Google: Wave, an early version of a collaboration and communication tool, was recently announced and released to developers. It consolidates email, instant messaging, blogging, wikis, multimedia, and document sharing, into one interactive application. By presenting Google: Wave to the community now, Google has committed the project to open-source development in hopes of inspiring IT professionals everywhere to find revolutionary new ways to apply their own applications to Wave, before the product’s launch later this year.
“We’re banking on Wave having a very large impact, but a lot of it depends on our ability to explain this to users. That’s part of the reason why we’re putting this out early to developers,” said Lars Rasmussen, Wave project co-founder. “Now is a good time for developers to start picking up the APIs, building cool applications and extensions, so when we do launch later this year our users and their users can enjoy all these things together.”
In their eighty minute presentation at Google’s annual I/O conference co-founders Lars and Jens Rasmussen, of Google: Maps acclaim, demonstrated a number of of already functional applications.

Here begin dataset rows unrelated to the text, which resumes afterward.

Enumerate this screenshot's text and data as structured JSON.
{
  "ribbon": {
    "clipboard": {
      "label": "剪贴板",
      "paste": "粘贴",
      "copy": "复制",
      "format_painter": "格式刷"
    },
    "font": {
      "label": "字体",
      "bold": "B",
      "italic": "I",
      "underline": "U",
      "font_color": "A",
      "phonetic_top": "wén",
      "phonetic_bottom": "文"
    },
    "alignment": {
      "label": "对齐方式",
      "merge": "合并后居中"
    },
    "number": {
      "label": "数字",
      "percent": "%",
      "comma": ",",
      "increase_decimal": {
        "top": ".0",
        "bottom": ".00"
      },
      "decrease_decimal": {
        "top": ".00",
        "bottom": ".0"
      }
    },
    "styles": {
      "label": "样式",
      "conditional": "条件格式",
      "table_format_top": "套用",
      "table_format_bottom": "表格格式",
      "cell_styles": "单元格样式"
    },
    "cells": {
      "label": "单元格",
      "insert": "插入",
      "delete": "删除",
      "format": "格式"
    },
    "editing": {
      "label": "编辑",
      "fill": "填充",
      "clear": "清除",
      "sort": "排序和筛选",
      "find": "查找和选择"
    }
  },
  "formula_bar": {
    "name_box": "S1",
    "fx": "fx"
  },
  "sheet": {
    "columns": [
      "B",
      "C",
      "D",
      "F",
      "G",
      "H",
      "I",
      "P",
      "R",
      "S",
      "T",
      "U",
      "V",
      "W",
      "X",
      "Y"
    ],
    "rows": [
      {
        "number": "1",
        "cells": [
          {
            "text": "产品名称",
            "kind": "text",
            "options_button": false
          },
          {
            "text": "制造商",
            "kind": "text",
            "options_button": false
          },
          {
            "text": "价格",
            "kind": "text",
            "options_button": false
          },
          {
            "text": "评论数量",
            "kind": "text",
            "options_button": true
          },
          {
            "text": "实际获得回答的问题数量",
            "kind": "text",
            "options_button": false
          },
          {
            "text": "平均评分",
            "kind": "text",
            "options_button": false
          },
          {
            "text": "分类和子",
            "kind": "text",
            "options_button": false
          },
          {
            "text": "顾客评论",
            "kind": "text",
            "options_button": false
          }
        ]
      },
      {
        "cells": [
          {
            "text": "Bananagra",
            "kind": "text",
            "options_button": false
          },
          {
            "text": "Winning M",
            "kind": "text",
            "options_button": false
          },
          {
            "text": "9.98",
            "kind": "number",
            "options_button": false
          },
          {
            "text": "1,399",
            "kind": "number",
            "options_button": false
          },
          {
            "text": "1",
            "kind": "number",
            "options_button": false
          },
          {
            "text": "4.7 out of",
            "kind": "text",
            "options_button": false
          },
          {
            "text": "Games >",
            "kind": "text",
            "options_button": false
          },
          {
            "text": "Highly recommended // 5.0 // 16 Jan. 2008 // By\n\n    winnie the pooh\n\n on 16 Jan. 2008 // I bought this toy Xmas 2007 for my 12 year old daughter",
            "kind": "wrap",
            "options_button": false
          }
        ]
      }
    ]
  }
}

This included multiple Wave Clients, Photo Sharing, multi-user live-interaction, contextual spell check, live language-translation, and API’s interacting with applications outside the demonstration hall. With just minimal interaction, Wave easily co-opted its operation with data mining, Google: Maps, an unspecified blog client, and Twitter.
Wave is built on Google Web Toolkit using HTML 5, and is designed to let developers extend its functionality and integrate it with other Web services. By design, Wave lets people create a document using a client no more advanced than a Web-Browser, where multiple users can add and edit rich text, multimedia, gadget applications and feeds concurrently.